G. Quality Assurance
- G.1 Successful testing on the Patient.info patient forum and ClinicalBERT embeddings. Also used Protégé’s HermiT (v1.4.3.456) reasoner to ensure a coherent and consistent ontology.
- G.2 Ontology is novel and first application ontology in inflammatory disorders. Additionally this method of building (TF-IDF) was previous validated and our re-using proves a fast approach to synonym curation. COID meets the stated requirements as an ontology suitable for the biomedical domain in additon to capturing the patient voice. Moreover we show that not only is expert knowledge dervived from ontologies but also extracted from clinical letters.
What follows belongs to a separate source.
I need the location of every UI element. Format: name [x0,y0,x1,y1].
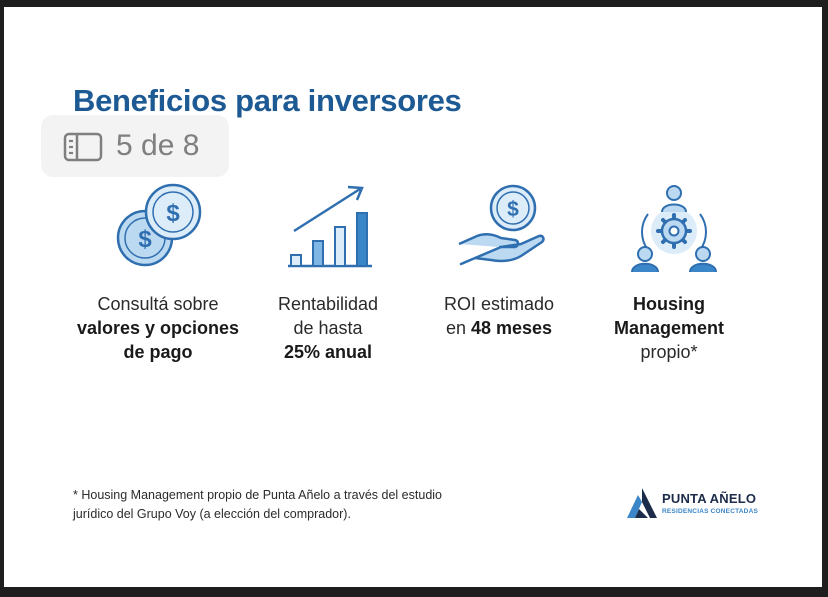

- G.3 An example of application is using the ontology to perform ROC AUC analysis on ClinicalBERT and PatientINF embeddings to observe how clinicians and patients discuss conditions. Additionally layman terms can be used for sentiment analysis on patient forum text, as seen from Pendleton et. al [3]. Future applications include using medical terminology x-ref codes (e.g. ICD-10) on electronic health records, or semantic similarity with COID’s implicit axiomatic structure.
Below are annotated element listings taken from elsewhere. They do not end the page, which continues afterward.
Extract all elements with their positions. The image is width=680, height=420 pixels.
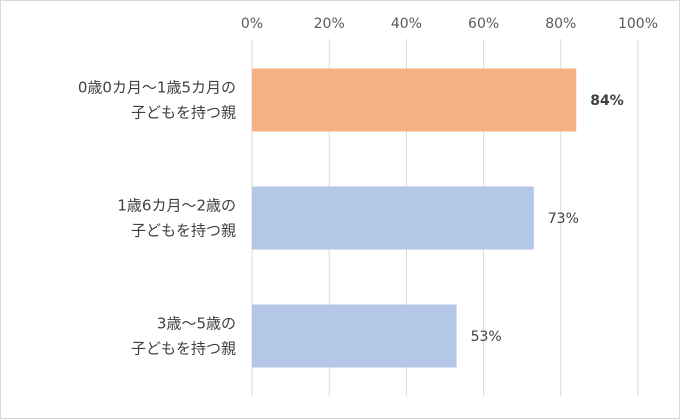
- data-label: 53%: [471, 329, 502, 345]
- category-label-line: 3歳〜5歳の: [157, 315, 236, 333]
- category-label: 0歳0カ月〜1歳5カ月の子どもを持つ親: [78, 79, 236, 122]
- category-label-line: 子どもを持つ親: [131, 222, 236, 240]
- category-label-line: 子どもを持つ親: [131, 340, 236, 358]
- bar: [252, 68, 577, 132]
- x-tick-label: 100%: [618, 16, 658, 32]
- x-tick-label: 20%: [314, 16, 345, 32]
- data-labels: 84% 73% 53%: [471, 93, 624, 345]
- category-label: 3歳〜5歳の子どもを持つ親: [131, 315, 236, 358]
- x-tick-label: 0%: [241, 16, 263, 32]
- category-labels: 0歳0カ月〜1歳5カ月の子どもを持つ親1歳6カ月〜2歳の子どもを持つ親3歳〜5歳…: [78, 79, 236, 358]
- data-label: 73%: [548, 211, 579, 227]
- x-tick-label: 80%: [545, 16, 576, 32]
- x-tick-label: 60%: [468, 16, 499, 32]
- category-label: 1歳6カ月〜2歳の子どもを持つ親: [117, 197, 236, 240]
- category-label-line: 子どもを持つ親: [131, 104, 236, 122]
- bars: [252, 68, 577, 368]
- bar: [252, 186, 534, 250]
- bar: [252, 304, 457, 368]
- category-label-line: 1歳6カ月〜2歳の: [117, 197, 236, 215]
- category-label-line: 0歳0カ月〜1歳5カ月の: [78, 79, 236, 97]
- x-axis-ticks: 0% 20% 40% 60% 80% 100%: [241, 16, 658, 32]
- data-label: 84%: [590, 93, 624, 109]
- x-tick-label: 40%: [391, 16, 422, 32]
- G.4 Ontology not yet available on ontology repositories however freely available on GitHub.
- G.5 Evidence of use: as soon as the manuscript is accepted the creator will include a reference/link here.
References
[1] Matentzoglu, N., Malone, J., Mungall, C., & Stevens, R. (2018). MIRO: guidelines for minimum information for the reporting of an ontology. Journal of Biomedical Semantics, 9(1), 6.
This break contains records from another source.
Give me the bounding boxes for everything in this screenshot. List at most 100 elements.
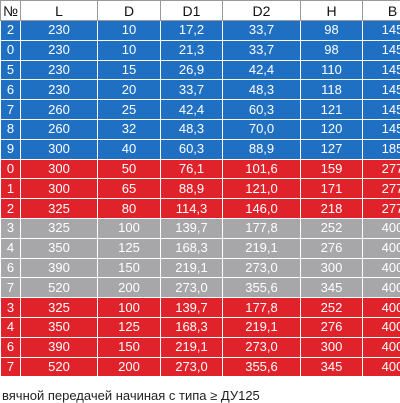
table-cell: 10: [98, 21, 161, 41]
table-cell: 3: [1, 218, 21, 238]
table-cell: 200: [98, 357, 161, 377]
table-cell: 185: [363, 139, 400, 159]
table-cell: 520: [21, 278, 98, 298]
table-cell: 390: [21, 258, 98, 278]
table-cell: 276: [301, 238, 363, 258]
table-cell: 6: [1, 80, 21, 100]
table-cell: 252: [301, 298, 363, 318]
table-cell: 150: [98, 258, 161, 278]
table-cell: 88,9: [223, 139, 301, 159]
table-cell: 98: [301, 40, 363, 60]
table-cell: 17,2: [161, 21, 223, 41]
header-cell: D2: [223, 1, 301, 21]
table-cell: 400: [363, 258, 400, 278]
table-cell: 230: [21, 60, 98, 80]
table-cell: 400: [363, 357, 400, 377]
table-cell: 400: [363, 298, 400, 318]
table-cell: 325: [21, 218, 98, 238]
table-cell: 171: [301, 179, 363, 199]
table-cell: 6: [1, 258, 21, 278]
table-cell: 400: [363, 337, 400, 357]
table-cell: 42,4: [161, 100, 223, 120]
table-cell: 168,3: [161, 317, 223, 337]
table-cell: 277: [363, 179, 400, 199]
table-cell: 33,7: [223, 40, 301, 60]
table-cell: 2: [1, 21, 21, 41]
header-cell: №: [1, 1, 21, 21]
table-cell: 273,0: [161, 278, 223, 298]
table-cell: 3: [1, 298, 21, 318]
table-cell: 2: [1, 199, 21, 219]
table-cell: 350: [21, 238, 98, 258]
table-cell: 177,8: [223, 298, 301, 318]
table-cell: 1: [1, 179, 21, 199]
table-cell: 400: [363, 317, 400, 337]
header-cell: H: [301, 1, 363, 21]
table-cell: 7: [1, 278, 21, 298]
table-cell: 100: [98, 218, 161, 238]
footer-note: вячной передачей начиная с типа ≥ ДУ125: [0, 378, 400, 403]
header-cell: L: [21, 1, 98, 21]
table-cell: 101,6: [223, 159, 301, 179]
table-cell: 121,0: [223, 179, 301, 199]
table-cell: 400: [363, 278, 400, 298]
table-cell: 118: [301, 80, 363, 100]
table-cell: 200: [98, 278, 161, 298]
table-cell: 33,7: [223, 21, 301, 41]
table-cell: 230: [21, 40, 98, 60]
table-cell: 8: [1, 119, 21, 139]
table-cell: 0: [1, 159, 21, 179]
table-cell: 20: [98, 80, 161, 100]
table-cell: 252: [301, 218, 363, 238]
table-cell: 345: [301, 357, 363, 377]
table-cell: 25: [98, 100, 161, 120]
table-cell: 114,3: [161, 199, 223, 219]
table-cell: 230: [21, 21, 98, 41]
table-cell: 273,0: [161, 357, 223, 377]
table-cell: 6: [1, 337, 21, 357]
table-cell: 50: [98, 159, 161, 179]
table-cell: 0: [1, 40, 21, 60]
table-cell: 230: [21, 80, 98, 100]
table-cell: 33,7: [161, 80, 223, 100]
table-cell: 277: [363, 159, 400, 179]
table-cell: 300: [301, 337, 363, 357]
table-cell: 400: [363, 218, 400, 238]
table-cell: 273,0: [223, 258, 301, 278]
table-cell: 60,3: [223, 100, 301, 120]
table-cell: 390: [21, 337, 98, 357]
table-cell: 260: [21, 100, 98, 120]
table-cell: 121: [301, 100, 363, 120]
table-cell: 273,0: [223, 337, 301, 357]
table-cell: 125: [98, 317, 161, 337]
table-cell: 139,7: [161, 218, 223, 238]
table-cell: 98: [301, 21, 363, 41]
table-cell: 4: [1, 238, 21, 258]
table-cell: 32: [98, 119, 161, 139]
table-cell: 40: [98, 139, 161, 159]
table-cell: 300: [301, 258, 363, 278]
table-cell: 145: [363, 40, 400, 60]
table-cell: 219,1: [161, 258, 223, 278]
table-cell: 145: [363, 60, 400, 80]
table-cell: 150: [98, 337, 161, 357]
table-cell: 9: [1, 139, 21, 159]
table-cell: 42,4: [223, 60, 301, 80]
table-cell: 350: [21, 317, 98, 337]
[2] World Health Organization (WHO). (2006). International Classification of Diseases (ICD). http://www.who.int/classifications/icd/en/
[3] Pendleton, S. C., Slater, L. T., Karwath, A., Gilbert, R. M., Davis, N., Pesudovs, K., Liu, X., Denniston, A. K., Gkoutos, G. V., & Braithwaite, T. (2021). Development and application of the ocular immune-mediated inflammatory diseases ontology enhanced with synonyms from online patient support forum conversation. Computers in Biology and Medicine, 135, 104542.